Jake barely caught her before she tore free.
The world was still shaking—echoes of gunfire, burning air, the chaos of war refusing to stop just because they had broken. Their child lay unmoving behind them, too still, too quiet, the kind of quiet that screamed louder than any explosion ever could.
She was shaking. Not crying—shattering. Breath coming too fast, eyes gone wild with a grief that had already tipped into fury. Jake knew that look. He’d seen it on battlefields, right before someone stopped caring whether they lived or died.
“Hey—hey,” he said, gripping her shoulders, forcing her to look at him. His voice cracked despite his effort to keep it steady. “Look at me. Please. Look at me.”

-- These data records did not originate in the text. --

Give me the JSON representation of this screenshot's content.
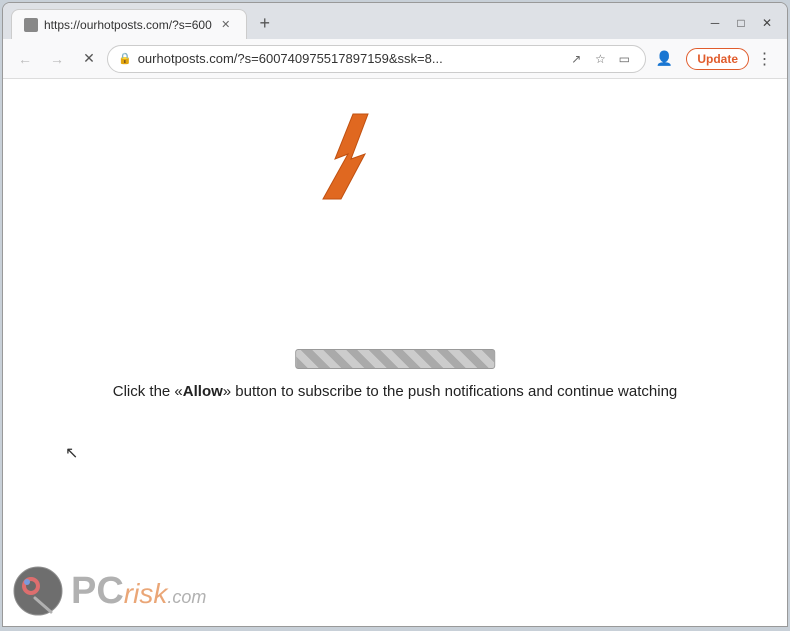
{
  "browser": {
    "title_bar": {
      "tab_title": "https://ourhotposts.com/?s=600",
      "new_tab_label": "+",
      "window_controls": {
        "minimize": "─",
        "maximize": "□",
        "close": "✕"
      }
    },
    "nav_bar": {
      "back_label": "←",
      "forward_label": "→",
      "reload_label": "✕",
      "address": "ourhotposts.com/?s=600740975517897159&ssk=8...",
      "share_label": "↗",
      "bookmark_label": "☆",
      "sidebar_label": "▭",
      "profile_label": "👤",
      "update_label": "Update",
      "more_label": "⋮"
    },
    "content": {
      "cta_text_pre": "Click the «",
      "cta_allow": "Allow",
      "cta_text_post": "» button to subscribe to the push notifications and continue watching"
    }
  },
  "watermark": {
    "pc_text": "PC",
    "risk_text": "risk",
    "com_text": ".com"
  }
}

She struggled, a sound tearing out of her that wasn’t words, wasn’t anything human. She wanted blood. She wanted the world to hurt the way she did.
Jake pressed his forehead to hers, grounding, anchoring, his own tears finally spilling. “I know,” he whispered. “I know it hurts. I know you wanna burn everything down. I do too.”
His hands trembled as he held her face, thumbs brushing away tears that wouldn’t stop. “But not like this. Not now. If you go out there like this, we lose you too. And I can’t—” His voice broke. He swallowed hard. “I can’t lose both of you.”
The war raged on around them, indifferent, cruel.
But Jake stayed right there, holding her in the wreckage of their world, murmuring her name over and over like a prayer. Like an anchor. Like if he said it enough, she’d stay with him instead of disappearing into rage and grief.
Their child was gone.
But she was still here.
And Jake would do anything—stand against armies, against gods, against her own fury if he had to—to keep her breathing through this moment.
Because if grief was going to take them, it would not take them both.